The Compatibility issue is something that should be addressed. As you are aware, the Dual Shock 3 doesn’t have a touch screen. Because of this, a large portion of the PS Vita library is not compatible with the PSTV. Games that have forced touch controls must be patched to allow button prompts for touch controls. Due to this, games like LittleBigPlanet, Gravity Rush, Tearaway, and Uncharted Golden Abyss are not currently available on the micro console.
As far as compatibility, there is a pretty large chunk of games and apps that do work. Those that do also have customized controls that feature the R2/L2 and R3/L3 buttons of the system. Some examples of games that are available to play on the PSTV are Vita games like Borderlands 2, Killzone: Mercenary, Minecraft, and Ragnarok Odyssey Ace as well as backwards-compatible games like Chaos Rings, Dissidia 012: Duodecim Final Fantasy, Legend of Dragoon, and Monster Hunter Freedom Unite.
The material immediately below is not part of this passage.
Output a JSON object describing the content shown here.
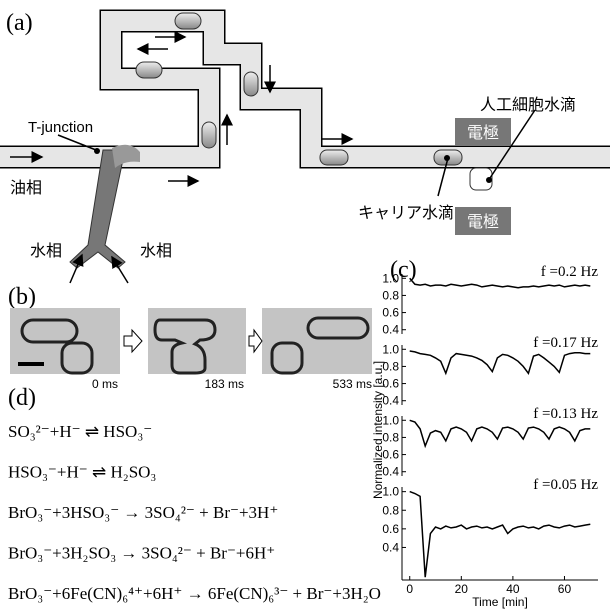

There are rumors around that Sony is working on patching Gravity Rush, LittleBigPlanet, and Uncharted: Golden Abyss, but the rest of the compatibility is up to the developers themselves.
Displaying games can go up and down, depending on the game you’re playing. PlayStation Classics like Final Fantasy VII and Mega Man X4 play in 4:3 resolution, meaning that it is sort of cropped on the screen. Vita, PSP, PS Mobile, and PS Mini games, however, always display full-screen. The quality of these games has been upscaled, but how good they look depends on how close you sit to your TV. At close range, many games have more blemishes and jagged edges on the character models.
However, there is a distance factor. When you’re close to your TV, you can see the blemishes. However, if you sit on the other side of the room on a couch, the jagged edges and blemishes are much harder to detect. I generally sit at 10-20 feet away from my 32” TV or the screen hurts my eyes. With sitting that far away, playing games like Ragnarok Odyssey Ace and Minecraft made it very difficult to find any jagged edges unless you walk close to the TV. Even PSP games like Dissidia 012 and The 3rd Birthday look better from the combination of the upscaling and the distance factor.
Controlling games is one of the things that the PSTV does very well at. Much of the community has wondered about input lag because it’s a different type of controller than the games were designed for. There is input lag in the PlayStation Store’s Download list. There is sometimes some brief lag when cycling through your Download List with the D-Pad. Outside of this, though, there is no input lag to be found. Whether you’re playing Ragnarok Odyssey Ace or Final Fantasy VI, the button input will be as fluid as it is on the Vita.
From a general standpoint, the performance does well at what it’s supposed to do. Unfortunately, the lack of library at this time compared to what you can play on the Vita definitely leans towards this being a companion device than a device to get instead of a PS Vita.
The PlayStation TV isn’t a bad choice for the Vita gamer who wants to play some of their games on a TV, particularly Vita exclusives and PSP games that cannot be played on a TV with any other system available. There are some pros to the PSTV, such as not worrying about your battery running out, the convenience of running things on a TV, and the comfort of using a PS3 or PS4 controller. Unfortunately, with the input lag from the PlayStation Store, lack of big-name game compatibility, and the lack of immediate support for services like Netflix and Hulu Plus, this is more of a companion device for displaying your games on a TV than a standalone console.